The Curious Incident of the Dog in the Night-Time by Mark Haddon is a book that’s “written” by the narrator, a 15-year-old boy named Christopher who, while not explicitly stated, likely has a condition that falls along the autism spectrum. Christopher’s “book” documents a crime that happens in his neighborhood and his attempts to solve the crime, similarly to the mystery novels, such as Sherlock Holmes, that he enjoys. While Christopher documents what’s happening around him, the author brilliantly depicts how Christopher interacts with the world and some of the difficulties that he has as someone who functions differently than those without ASD. One of the most beautifully written parts of the book is when Christopher decides he wants to travel to a different part of town and must take the train and subway to do so, something that he has never done alone before. He, obviously, becomes completely overwhelmed by how crowded and confusing public transportation can be. Haddon captures these complex emotions so brilliantly! You really need to read it to see what I mean.

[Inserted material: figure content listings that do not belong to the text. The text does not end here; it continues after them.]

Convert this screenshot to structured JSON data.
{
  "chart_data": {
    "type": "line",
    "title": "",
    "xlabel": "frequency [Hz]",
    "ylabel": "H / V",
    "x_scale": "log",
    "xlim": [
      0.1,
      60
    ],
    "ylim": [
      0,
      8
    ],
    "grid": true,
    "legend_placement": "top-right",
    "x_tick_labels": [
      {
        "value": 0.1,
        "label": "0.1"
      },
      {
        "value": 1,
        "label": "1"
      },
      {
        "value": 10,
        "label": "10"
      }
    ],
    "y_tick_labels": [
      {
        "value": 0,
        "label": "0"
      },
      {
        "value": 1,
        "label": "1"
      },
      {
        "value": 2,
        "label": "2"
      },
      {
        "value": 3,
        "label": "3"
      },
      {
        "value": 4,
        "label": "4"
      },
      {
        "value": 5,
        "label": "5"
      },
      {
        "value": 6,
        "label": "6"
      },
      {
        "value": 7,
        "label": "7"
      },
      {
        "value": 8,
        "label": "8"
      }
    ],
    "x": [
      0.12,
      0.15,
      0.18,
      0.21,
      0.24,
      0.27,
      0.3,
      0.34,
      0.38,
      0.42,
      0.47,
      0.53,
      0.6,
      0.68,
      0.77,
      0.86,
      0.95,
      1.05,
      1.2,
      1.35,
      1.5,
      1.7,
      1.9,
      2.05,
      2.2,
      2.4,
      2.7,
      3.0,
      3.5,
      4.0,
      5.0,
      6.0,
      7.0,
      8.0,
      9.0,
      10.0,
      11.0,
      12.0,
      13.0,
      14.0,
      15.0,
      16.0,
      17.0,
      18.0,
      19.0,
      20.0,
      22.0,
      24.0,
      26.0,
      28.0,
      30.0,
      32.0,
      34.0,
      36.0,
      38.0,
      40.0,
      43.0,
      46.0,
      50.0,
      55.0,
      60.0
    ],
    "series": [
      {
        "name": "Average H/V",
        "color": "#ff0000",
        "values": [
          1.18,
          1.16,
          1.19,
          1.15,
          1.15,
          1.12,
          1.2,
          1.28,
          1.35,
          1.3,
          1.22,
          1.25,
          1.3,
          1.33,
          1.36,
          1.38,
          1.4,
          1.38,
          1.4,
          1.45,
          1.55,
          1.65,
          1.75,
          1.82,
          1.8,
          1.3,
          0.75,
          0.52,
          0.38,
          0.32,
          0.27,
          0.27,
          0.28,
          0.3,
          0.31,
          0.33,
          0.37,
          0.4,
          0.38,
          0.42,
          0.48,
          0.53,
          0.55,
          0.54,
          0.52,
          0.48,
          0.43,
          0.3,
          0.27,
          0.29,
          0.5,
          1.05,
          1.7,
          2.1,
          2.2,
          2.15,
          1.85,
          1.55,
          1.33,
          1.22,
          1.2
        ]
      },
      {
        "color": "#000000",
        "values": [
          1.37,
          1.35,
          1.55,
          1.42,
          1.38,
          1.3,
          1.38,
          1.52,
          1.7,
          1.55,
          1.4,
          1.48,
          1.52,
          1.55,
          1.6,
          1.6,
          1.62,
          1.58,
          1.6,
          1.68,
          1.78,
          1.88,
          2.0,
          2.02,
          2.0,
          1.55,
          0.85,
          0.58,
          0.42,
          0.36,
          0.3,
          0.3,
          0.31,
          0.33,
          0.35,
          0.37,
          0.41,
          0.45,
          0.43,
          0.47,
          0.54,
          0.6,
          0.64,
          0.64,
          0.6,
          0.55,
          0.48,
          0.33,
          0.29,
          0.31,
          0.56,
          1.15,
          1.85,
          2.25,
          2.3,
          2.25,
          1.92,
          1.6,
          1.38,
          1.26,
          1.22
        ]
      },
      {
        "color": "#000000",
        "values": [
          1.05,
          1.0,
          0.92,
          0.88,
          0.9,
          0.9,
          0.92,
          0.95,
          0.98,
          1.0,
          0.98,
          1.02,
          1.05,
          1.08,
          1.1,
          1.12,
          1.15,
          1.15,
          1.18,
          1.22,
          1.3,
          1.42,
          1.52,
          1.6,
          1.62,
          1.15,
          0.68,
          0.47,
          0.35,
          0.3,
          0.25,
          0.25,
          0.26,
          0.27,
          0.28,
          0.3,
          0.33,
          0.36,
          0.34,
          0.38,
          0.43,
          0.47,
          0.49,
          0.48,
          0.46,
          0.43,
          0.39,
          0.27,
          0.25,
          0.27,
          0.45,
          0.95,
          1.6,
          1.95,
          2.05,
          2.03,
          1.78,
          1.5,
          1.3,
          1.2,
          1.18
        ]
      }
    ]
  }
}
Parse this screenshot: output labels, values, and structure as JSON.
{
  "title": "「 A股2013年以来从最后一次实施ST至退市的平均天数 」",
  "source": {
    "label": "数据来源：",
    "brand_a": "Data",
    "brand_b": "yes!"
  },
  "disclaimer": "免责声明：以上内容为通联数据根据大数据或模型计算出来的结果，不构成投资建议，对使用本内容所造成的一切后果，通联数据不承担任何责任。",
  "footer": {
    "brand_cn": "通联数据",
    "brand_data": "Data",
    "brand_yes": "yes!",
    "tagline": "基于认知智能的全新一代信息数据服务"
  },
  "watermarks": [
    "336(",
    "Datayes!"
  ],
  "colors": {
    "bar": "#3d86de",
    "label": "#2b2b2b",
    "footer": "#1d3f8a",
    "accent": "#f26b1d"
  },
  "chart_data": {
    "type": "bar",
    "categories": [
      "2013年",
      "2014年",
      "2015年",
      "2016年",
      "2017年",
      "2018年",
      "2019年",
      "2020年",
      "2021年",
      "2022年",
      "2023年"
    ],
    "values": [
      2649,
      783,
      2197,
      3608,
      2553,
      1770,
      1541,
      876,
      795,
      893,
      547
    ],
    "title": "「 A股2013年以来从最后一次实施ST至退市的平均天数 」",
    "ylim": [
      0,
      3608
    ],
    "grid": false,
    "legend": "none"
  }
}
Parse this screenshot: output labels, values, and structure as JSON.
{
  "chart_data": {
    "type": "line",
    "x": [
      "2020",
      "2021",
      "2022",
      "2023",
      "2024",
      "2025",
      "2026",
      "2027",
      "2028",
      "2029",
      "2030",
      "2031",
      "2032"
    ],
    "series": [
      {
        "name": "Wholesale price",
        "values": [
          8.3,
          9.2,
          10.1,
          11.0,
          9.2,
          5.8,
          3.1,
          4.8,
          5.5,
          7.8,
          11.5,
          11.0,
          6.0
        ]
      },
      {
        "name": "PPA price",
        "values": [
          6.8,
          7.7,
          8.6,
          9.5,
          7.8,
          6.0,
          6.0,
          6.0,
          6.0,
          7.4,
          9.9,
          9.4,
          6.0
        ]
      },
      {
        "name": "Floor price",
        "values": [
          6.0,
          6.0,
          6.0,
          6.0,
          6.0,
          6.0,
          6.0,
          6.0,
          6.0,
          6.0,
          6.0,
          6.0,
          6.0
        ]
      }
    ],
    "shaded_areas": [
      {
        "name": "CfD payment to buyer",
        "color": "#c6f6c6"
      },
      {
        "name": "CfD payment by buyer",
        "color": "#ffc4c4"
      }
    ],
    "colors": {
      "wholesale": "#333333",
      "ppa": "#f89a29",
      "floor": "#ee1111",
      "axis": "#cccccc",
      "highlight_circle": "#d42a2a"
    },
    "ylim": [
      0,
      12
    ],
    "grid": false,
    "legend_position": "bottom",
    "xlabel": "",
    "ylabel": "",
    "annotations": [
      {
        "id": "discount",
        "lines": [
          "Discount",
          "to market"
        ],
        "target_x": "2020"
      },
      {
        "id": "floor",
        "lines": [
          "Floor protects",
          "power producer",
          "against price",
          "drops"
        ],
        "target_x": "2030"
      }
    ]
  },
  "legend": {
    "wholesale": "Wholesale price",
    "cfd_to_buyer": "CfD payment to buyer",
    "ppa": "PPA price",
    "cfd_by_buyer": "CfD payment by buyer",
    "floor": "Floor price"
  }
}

Since I don’t want to give away any of the plot, I’ll leave you with that very bare bones description of what occurs in the book and hope that you trust that it’s something that you should add to your TBR list immediately! While I recommend reading this in print form because there are visuals that enhance the story experience to be even more enjoyable, my friend also really enjoyed the audiobook version of this book when he was a child. I can’t imagine how it could exist as wonderfully in audiobook format, but my friend swears by it! Apparently The Curious Incident of the Dog in the Night-Time is one of the few books that manages to truly excel and is extremely memorable across all formats.
I’m considering going to see the play adaptation of this book on Broadway. Has anyone seen it performed before? Is it worth seeing for someone who enjoyed the book? I’m thinking I’ll probably go with my aforementioned friend who loved the audiobook.